Toepasselijke wetsartikelen
De artikelen:
77a, 77g, 77h, 77i, 77x, 77y, 77z, 77aa, 77gg, 141, 310 en 311 van het Wetboek van Strafrecht.
verklaart niet wettig en overtuigend bewezen dat verdachte de hem onder 2 eerste en tweede alternatief/cumulatief en 3 primair te last gelegde feiten heeft begaan en spreekt verdachte daarvan vrij;
verklaart wettig en overtuigend bewezen dat verdachte de bij dagvaarding onder 1 en 3 subsidiair te last gelegde feiten, zoals hierboven omschreven, heeft begaan en dat het bewezene uitmaakt:
feit 1:
DIEFSTAL DOOR TWEE OF MEER VERENIGDE PERSONEN, WAARBIJ DE SCHULDIGE ZICH DE TOEGANG TOT DE PLAATS VAN HET MISDRIJF HEEFT VERSCHAFT DOOR MIDDEL VAN BRAAK;
Feit 3 subsidiair:
OPENLIJK IN VERENIGING GEWELD PLEGEN TEGEN GOEDEREN;
verklaart niet bewezen hetgeen meer of anders is te last gelegd en spreekt verdachte daarvan vrij;
verklaart het bewezene en verdachte te dier zake strafbaar;
veroordeelt verdachte tot
JEUGDDETENTIE VOOR DE DUUR VAN 48 DAGEN
bepaalt dat de tijd, door de verdachte vóór de tenuitvoerlegging van deze uitspraak in verzekering en voorlopige hechtenis is doorgebracht (48 dagen) bij de uitvoering van de hem onvoorwaardelijk opgelegde jeugddetentie in mindering wordt gebracht;
in verzekering gesteld op 19 februari 2006;
in voorlopige hechtenis gesteld op 22 februari 2006;
welke voorlopige hechtenis werd geschorst met ingang van 3 april 2006 tot 7 april 2006;
en welke voorlopige hechtenis werd geschorst met ingang van 13 april 2006;
JEUGDDETENTIE VOOR DE DUUR VAN 2 MAANDEN
bepaalt dat die straf niet ten uitvoer zal worden gelegd, zulks onder de algemene voorwaarde dat de veroordeelde zich vóór het einde van de hierbij op 2 jaren vastgestelde proeftijd niet schuldig maakt aan enig strafbaar feit en
onder de bijzondere voorwaarden:
dat de veroordeelde zich gedurende de proeftijd zal gedragen naar de voorschriften hem te geven door of namens Stichting Bureau Jeugdzorg, afdeling jeugdreclassering, zolang die instelling zulks nodig acht;
verstrekt aan bovengenoemde instelling de opdracht om aan de veroordeelde hulp en steun te verlenen bij de naleving van de bijzondere voorwaarden krachtens het bepaalde bij artikel 77aa van het Wetboek van Strafrecht;
en dat de veroordeelde zich gedurende de proeftijd niet zal begeven in het park De Verademing te Den Haag en in de directe omgeving daarvan, namelijk de Karel Roosstraat, de Newtonstraat, de Gaslaan en de Asmanweg;
verklaart de vordering tot schadevergoeding van de benadeelde partij [benadeelde partij] niet- ontvankelijk;
verklaart de vordering tot schadevergoeding van de benadeelde partij [benadeelde partij]
niet-ontvankelijk;
heft op het geschorste bevel tot voorlopige hechtenis.
Dit vonnis is gewezen door
mr.

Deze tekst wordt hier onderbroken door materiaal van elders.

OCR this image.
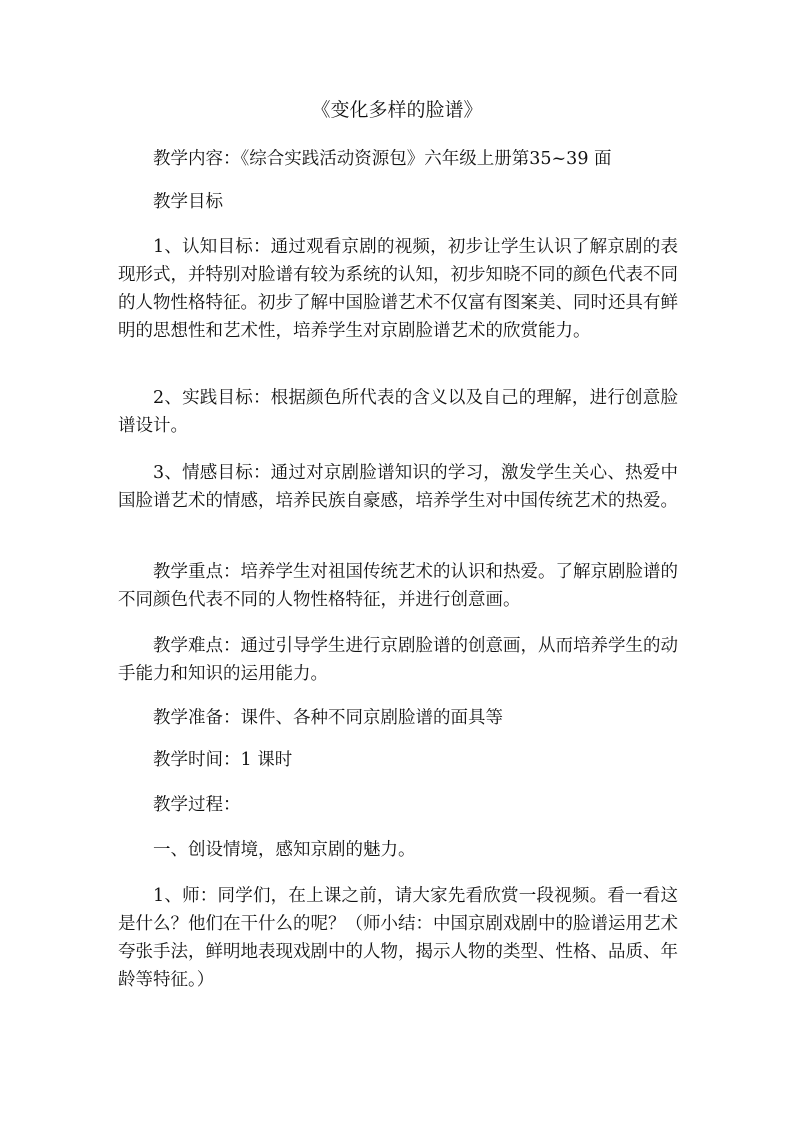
《变化多样的脸谱》

教学内容：《综合实践活动资源包》六年级上册第35~39 面

教学目标

1、认知目标：通过观看京剧的视频，初步让学生认识了解京剧的表现形式，并特别对脸谱有较为系统的认知，初步知晓不同的颜色代表不同的人物性格特征。初步了解中国脸谱艺术不仅富有图案美、同时还具有鲜明的思想性和艺术性，培养学生对京剧脸谱艺术的欣赏能力。

2、实践目标：根据颜色所代表的含义以及自己的理解，进行创意脸谱设计。

3、情感目标：通过对京剧脸谱知识的学习，激发学生关心、热爱中国脸谱艺术的情感，培养民族自豪感，培养学生对中国传统艺术的热爱。

教学重点：培养学生对祖国传统艺术的认识和热爱。了解京剧脸谱的不同颜色代表不同的人物性格特征，并进行创意画。

教学难点：通过引导学生进行京剧脸谱的创意画，从而培养学生的动手能力和知识的运用能力。

教学准备：课件、各种不同京剧脸谱的面具等

教学时间：1 课时

教学过程：

一、创设情境，感知京剧的魅力。

1、师：同学们，在上课之前，请大家先看欣赏一段视频。看一看这是什么？他们在干什么的呢？（师小结：中国京剧戏剧中的脸谱运用艺术夸张手法，鲜明地表现戏剧中的人物，揭示人物的类型、性格、品质、年龄等特征。）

C.E. Dettmeijer-Vermeulen, kinderrechter, voorzitter,
mr. A.P. Pereira Horta, kinderrechter,
en mr. P. de Haan, kinderrechter,
in tegenwoordigheid van mrs. D.V. Verbree en B.J. Dekker, griffiers.
Het is uitgesproken op de openbare terechtzitting van deze rechtbank van 28 april 2006.
Mr. A.P. Pereira Horta is buiten
staat dit vonnis mede te ondertekenen.